12. Il résulte de tout ce qui précède que les conclusions de M. C tendant à l’annulation de la décision du 19 mars 2024 doivent être rejetées, de même, par voie de conséquence, que ses conclusions à fin d’injonction sous astreinte, ainsi que celles présentées sur le fondement de l’article L. 761-1 du code de justice administrative.
D E C I D E :
Article 1er : La requête de M. C est rejetée.
Article 2 : La présente décision sera notifiée à M. A C et au préfet des Pyrénées-Atlantiques.

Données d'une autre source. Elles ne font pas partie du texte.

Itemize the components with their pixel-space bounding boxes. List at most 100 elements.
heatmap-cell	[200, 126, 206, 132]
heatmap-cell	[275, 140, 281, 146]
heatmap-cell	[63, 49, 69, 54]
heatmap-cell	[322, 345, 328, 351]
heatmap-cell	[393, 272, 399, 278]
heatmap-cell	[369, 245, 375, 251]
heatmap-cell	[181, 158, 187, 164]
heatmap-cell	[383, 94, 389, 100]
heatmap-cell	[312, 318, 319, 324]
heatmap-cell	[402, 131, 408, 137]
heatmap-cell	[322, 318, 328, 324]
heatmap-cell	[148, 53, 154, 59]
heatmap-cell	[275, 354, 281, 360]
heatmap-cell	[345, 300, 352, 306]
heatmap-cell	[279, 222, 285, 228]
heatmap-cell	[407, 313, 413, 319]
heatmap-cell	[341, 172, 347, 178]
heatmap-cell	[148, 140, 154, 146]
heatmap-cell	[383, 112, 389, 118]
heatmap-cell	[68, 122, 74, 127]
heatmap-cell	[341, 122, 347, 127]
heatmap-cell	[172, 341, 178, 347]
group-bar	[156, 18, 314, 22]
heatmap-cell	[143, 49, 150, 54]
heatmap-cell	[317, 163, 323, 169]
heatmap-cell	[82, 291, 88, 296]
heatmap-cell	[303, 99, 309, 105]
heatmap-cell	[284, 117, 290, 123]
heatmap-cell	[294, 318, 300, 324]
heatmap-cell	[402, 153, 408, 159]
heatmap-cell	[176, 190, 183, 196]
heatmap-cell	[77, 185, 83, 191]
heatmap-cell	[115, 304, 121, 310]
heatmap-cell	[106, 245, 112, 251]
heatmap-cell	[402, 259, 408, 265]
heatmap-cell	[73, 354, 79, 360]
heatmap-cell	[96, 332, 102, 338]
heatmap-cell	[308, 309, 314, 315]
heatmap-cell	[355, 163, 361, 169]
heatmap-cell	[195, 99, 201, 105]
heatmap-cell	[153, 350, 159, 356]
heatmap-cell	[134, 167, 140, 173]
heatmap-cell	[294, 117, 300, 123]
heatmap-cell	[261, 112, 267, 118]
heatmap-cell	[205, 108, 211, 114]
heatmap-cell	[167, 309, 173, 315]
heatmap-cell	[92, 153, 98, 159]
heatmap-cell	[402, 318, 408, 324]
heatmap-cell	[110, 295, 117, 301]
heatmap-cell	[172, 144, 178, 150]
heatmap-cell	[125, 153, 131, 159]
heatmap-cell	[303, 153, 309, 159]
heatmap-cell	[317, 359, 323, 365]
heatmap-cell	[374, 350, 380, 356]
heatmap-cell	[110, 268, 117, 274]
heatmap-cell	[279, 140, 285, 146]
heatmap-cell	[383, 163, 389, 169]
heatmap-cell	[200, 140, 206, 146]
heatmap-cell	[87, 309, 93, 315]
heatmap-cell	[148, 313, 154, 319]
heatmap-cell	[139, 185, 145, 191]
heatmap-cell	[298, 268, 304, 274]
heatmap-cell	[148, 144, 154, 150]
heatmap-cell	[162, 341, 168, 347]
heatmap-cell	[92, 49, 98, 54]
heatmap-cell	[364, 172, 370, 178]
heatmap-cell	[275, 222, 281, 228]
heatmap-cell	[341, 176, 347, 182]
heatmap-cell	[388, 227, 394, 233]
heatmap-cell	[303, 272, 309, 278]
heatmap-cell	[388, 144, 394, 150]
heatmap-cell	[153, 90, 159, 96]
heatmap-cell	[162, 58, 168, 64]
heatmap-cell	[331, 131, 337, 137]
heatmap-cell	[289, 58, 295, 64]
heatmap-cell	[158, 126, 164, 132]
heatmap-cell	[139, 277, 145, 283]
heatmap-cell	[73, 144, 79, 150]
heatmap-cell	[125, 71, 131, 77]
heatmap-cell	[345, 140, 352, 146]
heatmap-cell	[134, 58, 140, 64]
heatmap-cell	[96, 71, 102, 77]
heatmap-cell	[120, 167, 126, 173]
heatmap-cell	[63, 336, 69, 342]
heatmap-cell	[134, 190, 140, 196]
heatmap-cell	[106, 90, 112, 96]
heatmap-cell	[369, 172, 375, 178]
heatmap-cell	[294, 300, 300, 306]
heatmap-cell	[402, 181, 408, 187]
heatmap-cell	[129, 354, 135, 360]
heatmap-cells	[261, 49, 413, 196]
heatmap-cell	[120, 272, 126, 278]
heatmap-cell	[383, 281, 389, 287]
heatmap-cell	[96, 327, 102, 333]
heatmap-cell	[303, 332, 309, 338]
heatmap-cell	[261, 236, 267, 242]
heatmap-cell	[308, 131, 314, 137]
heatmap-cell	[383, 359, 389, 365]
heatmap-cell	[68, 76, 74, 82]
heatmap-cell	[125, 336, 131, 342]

Copie en sera adressée au ministre de l’intérieur.
Délibéré après l’audience du 5 juin 2025, à laquelle siégeaient :
Mme Sellès, présidente,
Mme Aché, conseillère,
Mme Crassus, conseillère.
Rendue publique par mise à disposition au greffe le 30 juin 2025.
La rapporteure,
M. ACHE La présidente,
M. SELLES
La greffière,
M. B
La République mande et ordonne au préfet des Pyrénées-Atlantiques en ce qui le concerne ou à tous commissaires de justice à ce requis en ce qui concerne les voies de droit commun contre les parties privées, de pourvoir à l’exécution de la présente décision.